Cássio Borges é Engenheiro Civil.

Em meio à discussão de quem é a ideia do Projeto de “Transposição de Vazões do Rio São Francisco”, hoje denominado “Projeto de Integração do Rio São Francisco às Bacias do Nordeste Setentrional” revejo nos meus alfarrábios meu artigo sobre este tema intitulado “Subsídio aos Estudos de Transposição de Vazões dos Rios Tocantins e São Francisco para o Nordeste”, publicado no Boletim Técnico do DNOCS (jul/dez) de 1981.

Vê-se no referido e despretensioso trabalho, porque naquela época não havia interesses empresarias envolvidos, seja do ramo de consultoria ou no ramo de construção, como acontece atualmente, e nem os políticos costumavam se pronunciar sobre temas técnicos. Tudo se fazia, se publicava e se dizia dentro da mais pura convicção e princípios visando os interesses mais nobres do povo nordestino. É triste observar que atualmente a água está sendo considerada como se fosse uma mercadoria, ganhar dinheiro, e ter poder.

Na primeira página do mencionado trabalho, isto é, no seu RESUMO, se lê o seguinte: “Em fevereiro de 1978, o Departamento Nacional de Obras Contra as Secas-DNOCS, preocupado com o problema das secas no Nordeste e sobremaneira sensível aos problemas da escassez de água, numa visão futura, resolveu trazer à tona o velho sonho da ligação das bacias hidrográficas nordestinas, já que as técnicas neste domínio, tendem a receber novos impulsos”. 

Mas que “novos impulsos” eram estes que já se vislumbrava àquela época? Também no referido RESUMO nós realçávamos que “este empreendimento, de elevado custo inicial, somente seria implantado, após o esgotamento das disponibilidades hídricas locais”. Isto é, dando prioridade ao uso das águas armazenadas nos açudes do DNOCS de custo praticamente zero.

Ao elaborarmos o referido trabalho tínhamos em mente que, para transpor as águas desde o Rio São Francisco, vencer uma altura de 110 metros topográficos e levá-las a uma distância 120 quilômetros até os limites dos Estados de Pernambuco e Ceará, teríamos que recorrer ao bombeamento destas águas mediante a instalação de possantes Estações de Bombeamento. Isto, naturalmente, exigiria um elevado consumo de energia e, naquela época, este insumo já considerado escasso e quase inacessível. Daí surgiu a ideia de fazer o bombeamento das águas do Rio São Francisco para a bacia do Rio Jaguaribe utilizando-se a energia “off-peak” da CHESF – Companhia Hidro Elétrica do São Francisco, a chamada energia ociosa, que é gerada depois das 22 horas até às primeiras horas da manhã, quando o consumo é muito baixo.

Todas essas iniciativas do DNOCS em torno deste assunto tiveram ampla repercussão nacional, tendo a imprensa falada, escrita e televisada dado grande destaque, como se pode verificar através dos arquivos da Divisão de Hidrologia do DNOCS. A revista do Ministério do Interior, ano IV-Nº 24, maio/junho de 1978, na seção ATUALIDADES, assim se expressou:

“Uma antiga e promissora ideia, por muitos considerada utópica, volta a repercutir entre técnicos em hidrologia de todo o país: a de transferência de água entre bacias hidrográficas vizinhas”.
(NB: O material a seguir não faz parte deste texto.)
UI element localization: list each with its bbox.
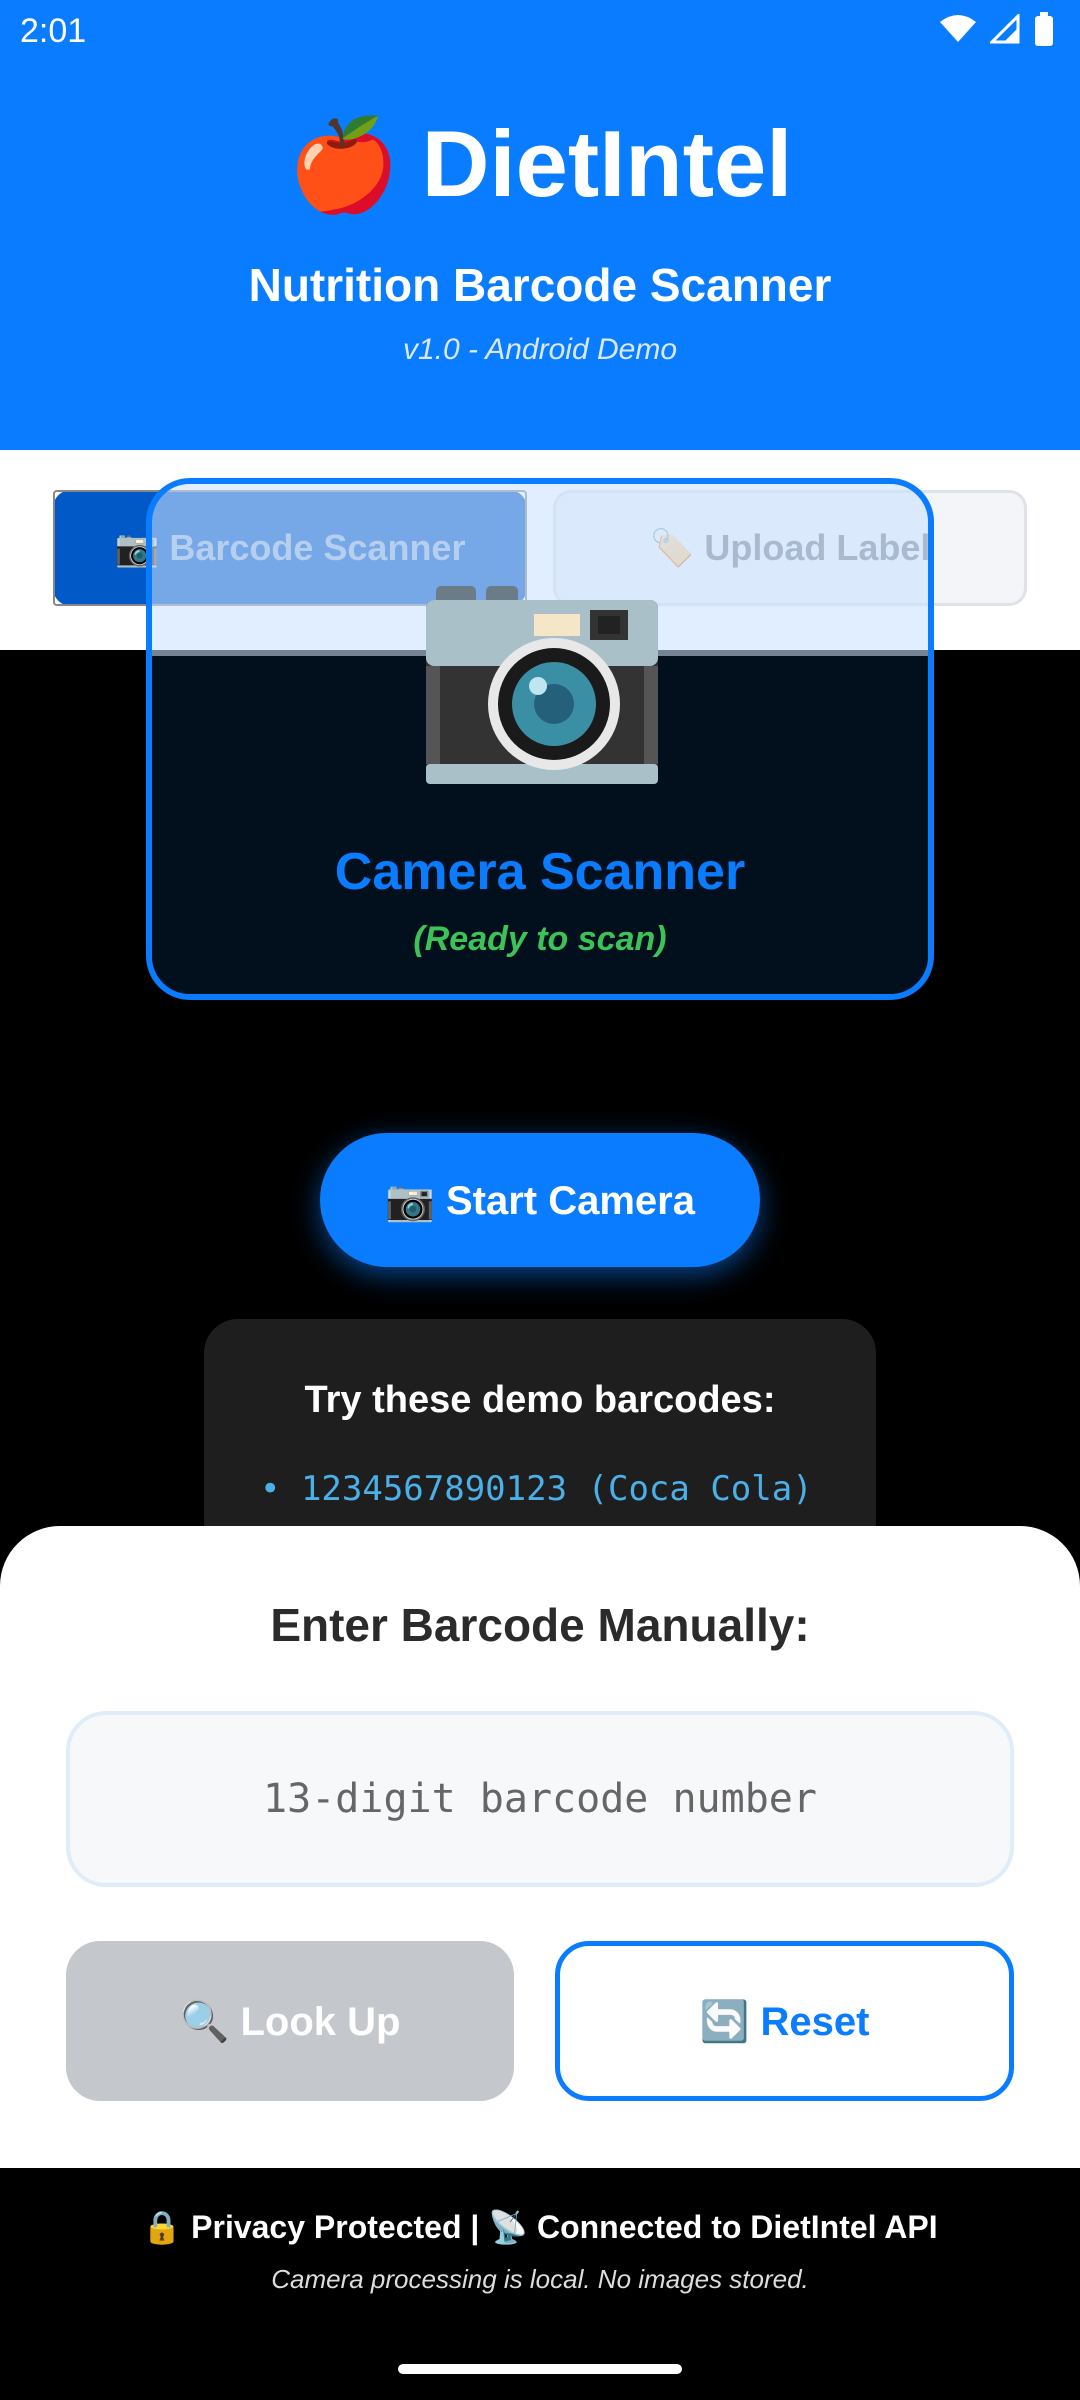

A possibilidade foi novamente discutida durante Seminário de Recursos Hídricos promovido pelo DNOCS no início deste ano, e deverá ser estudada em profundidade a partir de 1979”.

Esta é mais uma comprovação documental que o DNOCS também é pioneiro neste tema da transposição. Como é que querem transformar este Departamento, tão importante, numa simples secretaria?

Senhores Senadores, Senhores Deputados, toda a sociedade civil e eclesiástica desta sofrida Região, vamos fazer uma mobilização junto aos altos escalões da República e não permitir que isto venha a ocorrer.

*Cássio Borges é engenheiro civil, formado pela Escola Politécnica de Pernambuco e cursos de especialização em Hidrologia na Escola Nacional de Engenharia e Pontifícia Universidade Católica –PUC, ambas do Rio de Janeiro.